Welcome! Wow, are you a sight for sore eyes, all shiny and new, unwrinkled, unblemished, full of hope and promise and expectations great and small. No pressure, but I’m expecting you to be big. I’m expecting you to be exciting. I’m expecting you to be a turning point in my life. Like I said–no pressure.
I have so many ideas for you, 2015. Like quitting sugar, for instance. Or at least cutting way, way, WAY back on my sugar intake. I’m not sure I can call it full-on quits with my sweet tooth forever and ever, but we can at least take a break. It’s part of my overall re-commitment to my health and fitness. These pounds that have crept on over the past few months aren’t going to go away by themselves, after all. And I’ve got a half-marathon coming up in March that I need to start training for, so it’s time to get serious about eating right, ditching the junk and staying on top of my running.

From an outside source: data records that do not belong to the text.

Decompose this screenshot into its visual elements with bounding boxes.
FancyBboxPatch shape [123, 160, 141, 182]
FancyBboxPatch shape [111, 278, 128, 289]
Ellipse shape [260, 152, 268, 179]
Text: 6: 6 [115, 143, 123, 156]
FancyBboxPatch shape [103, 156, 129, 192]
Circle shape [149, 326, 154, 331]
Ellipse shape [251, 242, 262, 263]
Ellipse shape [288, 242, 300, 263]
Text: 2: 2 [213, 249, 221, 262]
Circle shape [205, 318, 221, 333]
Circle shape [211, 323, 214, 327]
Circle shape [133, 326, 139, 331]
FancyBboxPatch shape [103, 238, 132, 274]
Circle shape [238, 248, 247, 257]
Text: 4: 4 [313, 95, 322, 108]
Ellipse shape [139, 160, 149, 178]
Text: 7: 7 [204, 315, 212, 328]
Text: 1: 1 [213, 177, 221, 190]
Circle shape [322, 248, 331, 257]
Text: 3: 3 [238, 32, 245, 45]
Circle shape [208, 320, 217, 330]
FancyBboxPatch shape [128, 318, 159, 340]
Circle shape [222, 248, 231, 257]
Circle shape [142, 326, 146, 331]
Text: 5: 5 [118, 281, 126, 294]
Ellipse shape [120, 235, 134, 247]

You’re also going to be a year of writing, both in my blog and in my personal journal. My writing has been quite sporadic of late but I’m ready to dust off the keyboard and get back to writing on a regular basis. It’s good for me. And if I’m able to provide some encouragement to a reader or two along the way, that’s great, but I really need to write for me. To remind myself of all the things that God has done and is doing in my life, all the ways He’s using me, all the times He’s comforted and provided for me at just the right time. I need those reminders.
I’ve got lots of other plans for you, too, 2015, such as taking at least one big trip this year and getting back on track with my budget and paring down my wardrobe to those items which I truly love and feel good wearing. I want to get back into a small group Bible study of some sort and spend more time fellowshipping with my friends and less time plopped in front of the TV. I want to give more money to charitable causes near and dear to my heart than ever before. I still want to be committed to excellence at my job, but when I’m away from work, I want to think about and worry about work much, much less. There is so much more to life than work, you know.
Most of all, 2015, I want you to be a year of BIG DREAMS. And frankly, I don’t quite know what those dreams are just yet. But I do know that too often I settle for little, puny dreams, if I bother to dream at all, because those puny dreams are rather attainable and probably won’t let me down. And dreaming big can be really hard and scary and disappointing. But I’m pretty sure that God has much more in store for me than I’ve been willing to let myself dream of, and it’s time I started expanding my boundaries when it comes to dreaming and asking and praying.